The class_k_max parameter should be specified as a mapping from CLASS perturbation names (exact match or regular expression) to maximum \(k\) values. In addition to CLASS perturbation names, the key 'all' may be used to apply the same maximum \(k\) to all perturbations.

Example 0

Do not trust any CLASS perturbations above \(k = 10\, \text{Mpc}^{-1}\):

class_k_max = {'all': 10/Mpc}

Example 1

Do not trust the velocity divergence \(\theta\) perturbations for baryons beyond \(k = 10\, h\, \text{Mpc}^{-1}\), nor the \(\partial_{\tau}h\) perturbations beyond \(k = 5\, h\, \text{Mpc}^{-1}\):

class_k_max = {
    'theta_b': 10*h/Mpc,
    'h_prime':  5*h/Mpc,
}

Example 2

Do not trust any perturbations in any ncdm species above \(k = 8\, \text{Mpc}^{-1}\):

class_k_max = {r'.*ncdm.*': 8/Mpc}

class_reuse

Description

Specifies whether to reuse results of CLASS computations between simulations

Default

True

Elaboration

CONCEPT delegates the computation of background quantities (unless the enable_class_background parameter is set to False) as well as linear perturbations to the CLASS code.
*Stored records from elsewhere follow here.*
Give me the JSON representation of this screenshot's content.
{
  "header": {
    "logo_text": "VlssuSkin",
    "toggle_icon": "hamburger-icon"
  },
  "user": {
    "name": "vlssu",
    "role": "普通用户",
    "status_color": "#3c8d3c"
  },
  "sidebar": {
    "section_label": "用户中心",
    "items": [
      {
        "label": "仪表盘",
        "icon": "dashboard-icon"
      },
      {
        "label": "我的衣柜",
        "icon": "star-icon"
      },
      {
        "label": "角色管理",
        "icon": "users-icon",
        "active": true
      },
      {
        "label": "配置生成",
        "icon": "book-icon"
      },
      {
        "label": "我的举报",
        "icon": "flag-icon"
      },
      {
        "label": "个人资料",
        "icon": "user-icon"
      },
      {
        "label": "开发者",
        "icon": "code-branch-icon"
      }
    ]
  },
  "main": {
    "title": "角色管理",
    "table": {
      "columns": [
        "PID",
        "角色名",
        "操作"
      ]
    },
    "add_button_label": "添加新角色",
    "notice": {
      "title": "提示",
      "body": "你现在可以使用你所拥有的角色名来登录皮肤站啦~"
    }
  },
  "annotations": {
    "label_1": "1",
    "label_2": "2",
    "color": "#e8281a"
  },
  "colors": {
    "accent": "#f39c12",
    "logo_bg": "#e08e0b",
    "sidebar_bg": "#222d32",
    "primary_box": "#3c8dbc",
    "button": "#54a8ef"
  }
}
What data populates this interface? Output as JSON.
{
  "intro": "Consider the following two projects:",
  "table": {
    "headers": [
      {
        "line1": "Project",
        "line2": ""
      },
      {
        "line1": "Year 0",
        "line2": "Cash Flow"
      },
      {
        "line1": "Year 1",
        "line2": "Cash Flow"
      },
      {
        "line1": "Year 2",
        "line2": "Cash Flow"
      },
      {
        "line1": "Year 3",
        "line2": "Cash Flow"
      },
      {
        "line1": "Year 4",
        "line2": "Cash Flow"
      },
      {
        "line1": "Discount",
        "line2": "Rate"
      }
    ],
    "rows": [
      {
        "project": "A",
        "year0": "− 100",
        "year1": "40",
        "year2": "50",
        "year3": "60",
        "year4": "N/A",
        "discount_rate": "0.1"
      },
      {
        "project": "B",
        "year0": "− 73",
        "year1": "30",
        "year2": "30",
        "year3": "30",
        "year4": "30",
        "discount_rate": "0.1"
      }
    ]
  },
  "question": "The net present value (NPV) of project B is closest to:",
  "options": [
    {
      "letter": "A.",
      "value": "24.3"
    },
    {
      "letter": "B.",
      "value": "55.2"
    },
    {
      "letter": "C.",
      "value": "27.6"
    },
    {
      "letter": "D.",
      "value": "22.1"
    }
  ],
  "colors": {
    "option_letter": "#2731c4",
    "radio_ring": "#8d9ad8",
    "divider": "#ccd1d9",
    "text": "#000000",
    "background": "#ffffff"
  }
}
Though typically inexpensive, running precision simulations with e.g. non-linear massive neutrinos tend to increase the CLASS computation time substantially. All CLASS results are always cached to disk (specifically to the .reusable/class directory). If a CLASS computation is about to be run for which the results are already cached, these will be reused if this parameter is True.

Example 0

Do not make use of any pre-existing CLASS results:

class_reuse = False

Note

Even when not making use of cached CLASS results, new CLASS runs will still be cached to disk. Existing cache content will not be overwritten by results from a new CLASS computation.